More accurately, biologists have yet to encounter anything it can’t explain – every time someone had thought they found something it turned out that it didn’t overturn evolutionary theory, it just modified it. A famous example is Dawkin’s “selfish gene”, which turns out to be not nearly as much the case as he propounded. Another is flowering plants; for decades biologists threw up their hands – or threw out wild conjecture – because flowering plants seemed to have just appeared with no background. That’s where things stood in my university days; in one botany class several of us, cranial efforts boosted by beer and hot tub (in the snow), developed our “alien grad students from Galactic U. playing pranks” theory of the origin of flowering plants, and when we presented it to our professor she laughed and said it was just as valid as most of the proposals at the time – outlandish, but it fit everything we knew. Since then the discovery of fossils – it’s worth noting that a number of biologists had predicted correctly where the evidence would be found – has revealed precursors to flowering plants, the forms of which had been predicted as well.
And this in the face of the fact that million of dollars of research money is spent annually in efforts to try to find things that evolution can’t explain – a very logical phenomenon since more research that just fits the models is not the sort of thing that makes for fame; fame goes to those who overturn things and force re-evaluation of the models.

That one little command, “Bring forth!” was key to a bunch of those atheist and agnostic students concluding that it was the God of the Old Testament Who qualified as the Designer.
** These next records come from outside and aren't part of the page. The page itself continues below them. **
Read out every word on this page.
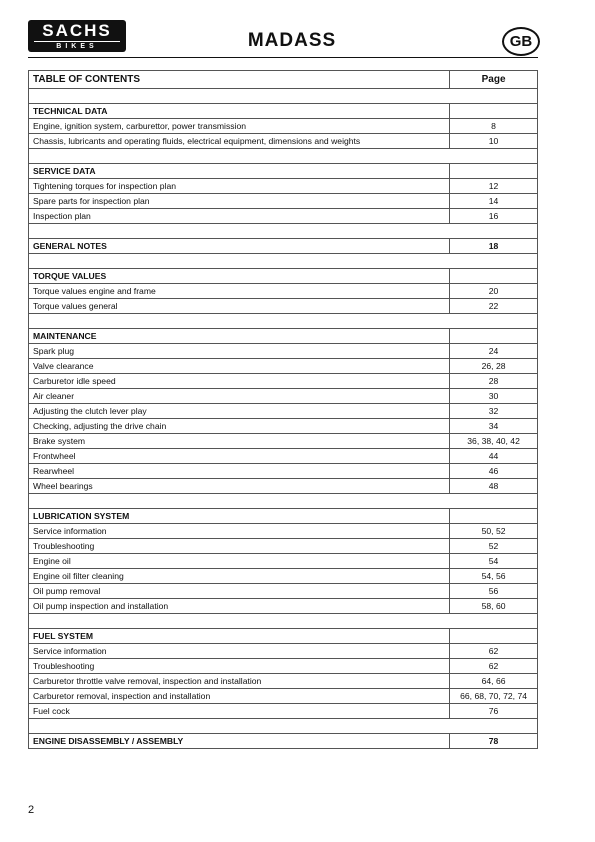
SACHS
BIKES	MADASS	GB
TABLE OF CONTENTS	Page

TECHNICAL DATA	
Engine, ignition system, carburettor, power transmission	8
Chassis, lubricants and operating fluids, electrical equipment, dimensions and weights	10

SERVICE DATA	
Tightening torques for inspection plan	12
Spare parts for inspection plan	14
Inspection plan	16

GENERAL NOTES	18

TORQUE VALUES	
Torque values engine and frame	20
Torque values general	22

MAINTENANCE	
Spark plug	24
Valve clearance	26, 28
Carburetor idle speed	28
Air cleaner	30
Adjusting the clutch lever play	32
Checking, adjusting the drive chain	34
Brake system	36, 38, 40, 42
Frontwheel	44
Rearwheel	46
Wheel bearings	48

LUBRICATION SYSTEM	
Service information	50, 52
Troubleshooting	52
Engine oil	54
Engine oil filter cleaning	54, 56
Oil pump removal	56
Oil pump inspection and installation	58, 60

FUEL SYSTEM	
Service information	62
Troubleshooting	62
Carburetor throttle valve removal, inspection and installation	64, 66
Carburetor removal, inspection and installation	66, 68, 70, 72, 74
Fuel cock	76

ENGINE DISASSEMBLY / ASSEMBLY	78
2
It was literally an “Oh my God!” moment in the science building study center one day – and one that brought laughter because the guy who exclaimed “Oh my God!” had been a hardened atheist; he joined the laughter because it was odd to hear the word “God” come from him.
Of course then ensued a debate over whether this qualified as just abiogenesis or was meant for all life (my contribution was to suggest that the command continues to apply to all the descendants of the first life).

Though here I want to make it clear that what we were doing was the opposite of what YECists do: they (wrongly) insist that the Bible teaches science and then try to force science to fit it; we didn’t at all think that the Bible teaches science but we were examining different claims to communication from the Designer and seeking what best fit science.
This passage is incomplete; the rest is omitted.